À cette évocation, Arctos sentit un fourmillement brûler dans son entre-jambes. Diable, ce qu’elle pouvait être sensuelle ! Peut-être devrait-il augmenter le salaire de ce brave Sergeï ? Elle jouait avec lui, le titillait, le narguait. Pour lui, dès qu’elle avait franchi cette porte, il n’avait fait aucun doute qu’elle finirait dans son lit. Et, maintenant, il avait la sensation que ceci viendrait assez rapidement. Généralement, les filles étaient impressionnées face à lui, ayant peur de se faire battre. C’était stupide ; le Russe était violent, oui, mais jamais de manière injuste. Ceux qu’il battait à mort étaient des traîtres. Il avait son code de l’honneur. Elle embrassait ses doigts, frottant sa joue chaude et tendre contre sa paume. Il mentirait en prétendant que ça ne lui ferait aucun effet.
« Plus dangereux que toi ? lui demanda-t-il. Je pense qu’il n’y a pas d’êtres plus dangereux en ce monde qu’une femme déterminée, Eyia » rajouta-t-il.
Il avança son pouce, et le frotta contre ses belles lèvres rouges. Elles l’hypnotisaient presque, et il sentit un frisson le traverser, remontant le long de son échine. Son pouce glissait contre ses dents, se posa sur sa langue, sentant sa salive chaude et attirante. Était-ce une sorcière ? Il y avait en elle quelque chose de surnaturel.
« Je suis quelqu’un de violent, de brutal, mais c’est une violence typiquement masculine, comme la flamme d’une bougie. Vive, forte, intense, mais elle s’éteint rapidement, dans un déluge. Toi... Toi, je pense que c’est différent. Je règle rapidement le sort de ceux qui m’ont attaqué. Certes, ils souffrent, mais je pense que toi, toi, tu dois y prendre ton temps. »

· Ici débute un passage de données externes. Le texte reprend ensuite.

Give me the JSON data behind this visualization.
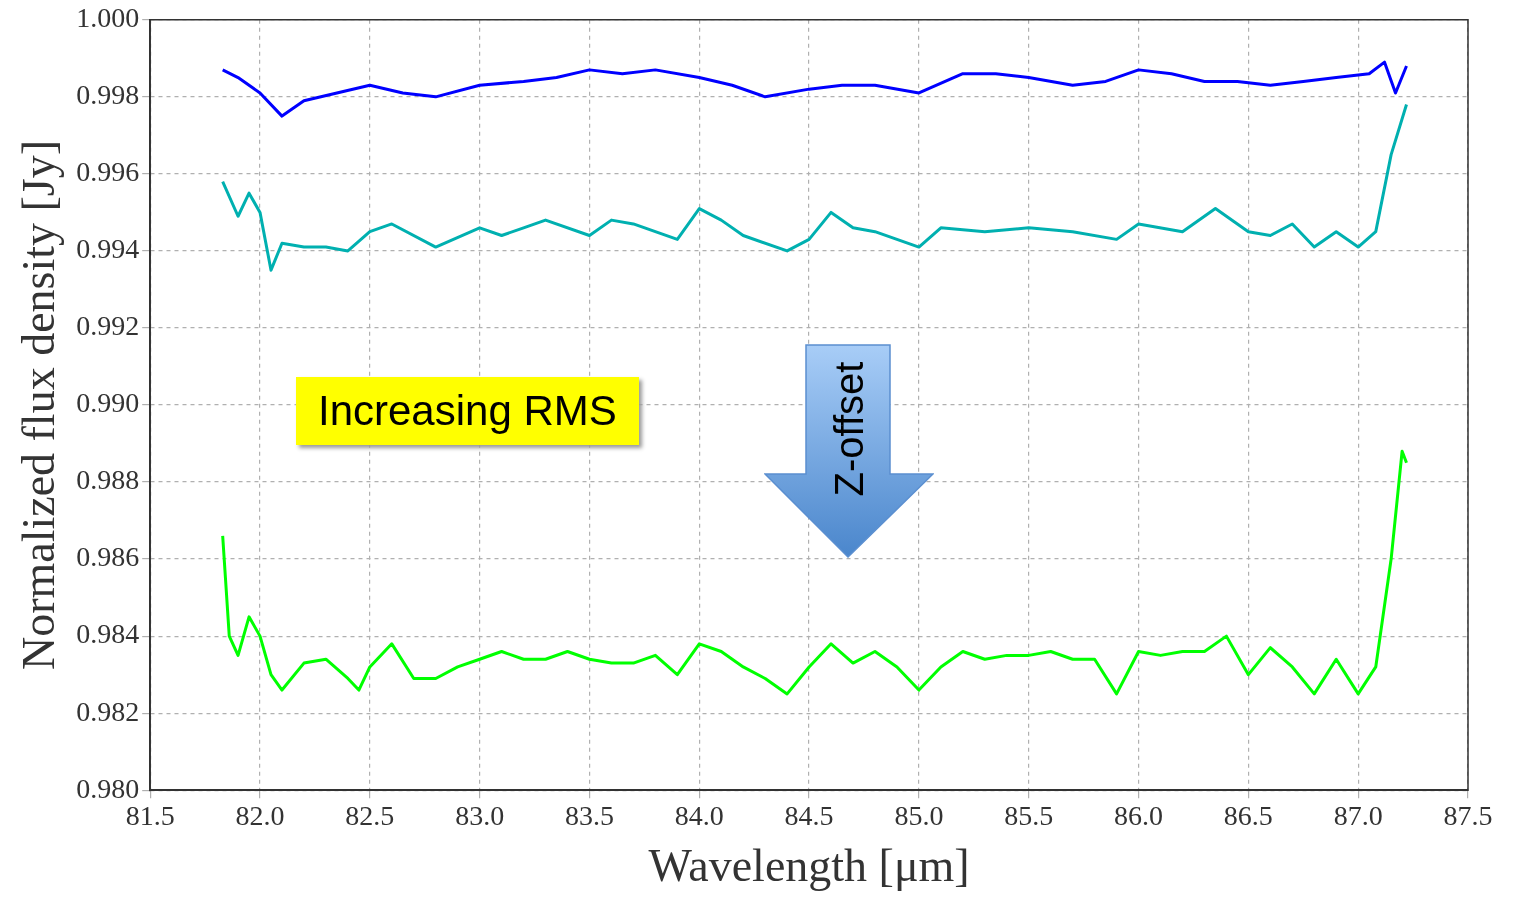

Il en était même convaincu. La colère d’une femme était terrible. N’est-ce pas ce que disait Proudhon, après tout ? L’homme est une force d’action, et la femme une force de fascination. Il avait toujours trouvé cette description très vraie. Arctos retira son pouce, puis se rapprocha d’elle. Ses seins, deux délicieux globes, frottèrent son torse, et son sexe, redressé, heurta les cuisses de la femme. Il avança sa main, pour attraper lentement les cheveux d’Eyia, le long de sa nuque.
« J’aurais l’occasion de te voir à l’œuvre, lui promit-il. Et toi aussi... »
Arctos se pencha alors, et l’embrassa.